Prior to the Hoyt, Hatch-Tonks taught life enriching activities to adults with intellectual and physical disabilities at the McGuire Memorial and New Brighton-based Intermediate Care Center. As part of her work, she introduced clients to new artists and art history with sensory lessons, hand-to-hand activities, and outings to cultural centers and museums. While the job can be tough, Hatch-Tonks refers to the experience with joy.
âThey were some of the most endearing people I have ever met,â she said.
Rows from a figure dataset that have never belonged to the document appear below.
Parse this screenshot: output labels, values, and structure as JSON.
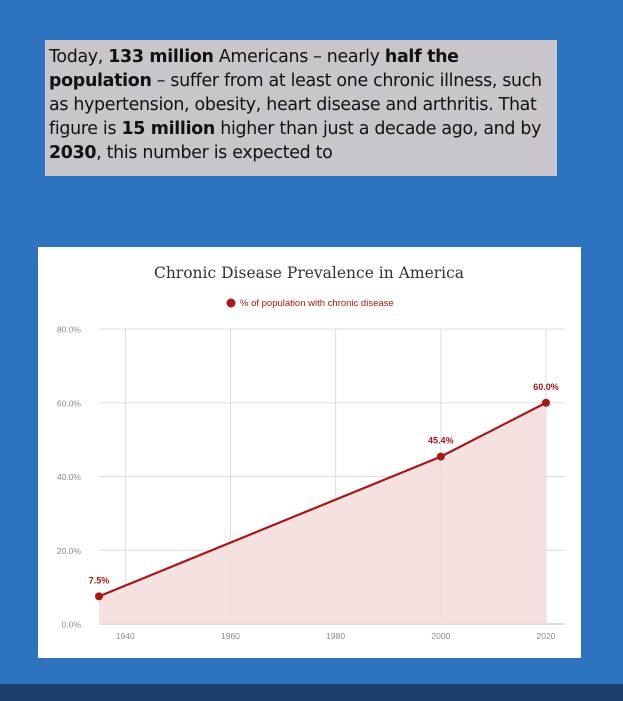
{
  "quote": {
    "parts": [
      {
        "text": "Today, ",
        "bold": false
      },
      {
        "text": "133 million",
        "bold": true
      },
      {
        "text": " Americans – nearly ",
        "bold": false
      },
      {
        "text": "half the population",
        "bold": true
      },
      {
        "text": " – suffer from at least one chronic illness, such as hypertension, obesity, heart disease and arthritis. That figure is ",
        "bold": false
      },
      {
        "text": "15 million",
        "bold": true
      },
      {
        "text": " higher than just a decade ago, and by ",
        "bold": false
      },
      {
        "text": "2030",
        "bold": true
      },
      {
        "text": ", this number is expected to",
        "bold": false
      }
    ]
  },
  "colors": {
    "background": "#2e73bf",
    "quote_box": "#c9c6cb",
    "series_line": "#a81616",
    "series_fill": "#f5dede",
    "grid": "#dcdcdc",
    "tick_label": "#8a8a8a"
  },
  "chart_data": {
    "type": "area",
    "title": "Chronic Disease Prevalence in America",
    "legend": {
      "placement": "top",
      "entries": [
        "% of population with chronic disease"
      ]
    },
    "xlabel": "",
    "ylabel": "",
    "xlim": [
      1935,
      2020
    ],
    "ylim": [
      0,
      80
    ],
    "x_ticks": [
      1940,
      1960,
      1980,
      2000,
      2020
    ],
    "y_ticks": [
      {
        "value": 0,
        "label": "0.0%"
      },
      {
        "value": 20,
        "label": "20.0%"
      },
      {
        "value": 40,
        "label": "40.0%"
      },
      {
        "value": 60,
        "label": "60.0%"
      },
      {
        "value": 80,
        "label": "80.0%"
      }
    ],
    "grid": true,
    "series": [
      {
        "name": "% of population with chronic disease",
        "points": [
          {
            "x": 1935,
            "y": 7.5,
            "label": "7.5%"
          },
          {
            "x": 2000,
            "y": 45.4,
            "label": "45.4%"
          },
          {
            "x": 2020,
            "y": 60.0,
            "label": "60.0%"
          }
        ]
      }
    ]
  }
}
Hatch-Tonks has also worked on the marketing team for Abram’s Nation, a company producing sleep equipment for children and adults with special needs, and most recently for Remax Select Realty in the greater Pittsburgh area. She handled brand management for Remax’s partnership with the Pittsburgh Steelers and, yes, met players while coordinating promotions. While she lost that last post due to the pandemic, she gained a husband, marrying McClain Tonks on October 10, 2020.
âWe lost our room in August, but rescheduled the reception in McClain’s aunt’s backyard in less than two weeks. The guest list grew from 150 to 35, but it was a perfect day.
In the end, she cut her hair and donated it to charity. While the newlyweds have yet to take their honeymoon, they have adopted a kitten named Rhubarb and are raising a springer spaniel named Atlas from their home in Ellwood City.
âShe’s tough, that’s for sure! said Kollar-Jones. âCassidy didn’t really have time to get her feet wet when she started. We were in the process of launching several new summer programs and had to launch it. It was sink or swim. She swam with the rest of us.
One of his first jobs was to oversee Hoyt’s role in the Summer Playground program, design new print media, and develop new policies and classes for Hoyt’s Digital Media Lab.
Former photography teacher at the Sweetwater Center for the Arts, Hatch-Tonks now offers an eight-week introductory photography course at Hoyt and several workshops exploring the Adobe Creative Suite. Small businesses and / or nonprofits can learn how to use PhotoShop and InDesign to create digital and print ads, while teens can experiment with digital tools for creating digital art.
âMy favorite thing about the Hoyts so far is that they walk on foot. They are not just talking about serving the community inclusively, but taking the necessary steps to put those plans into action. I am proud to be part of the team!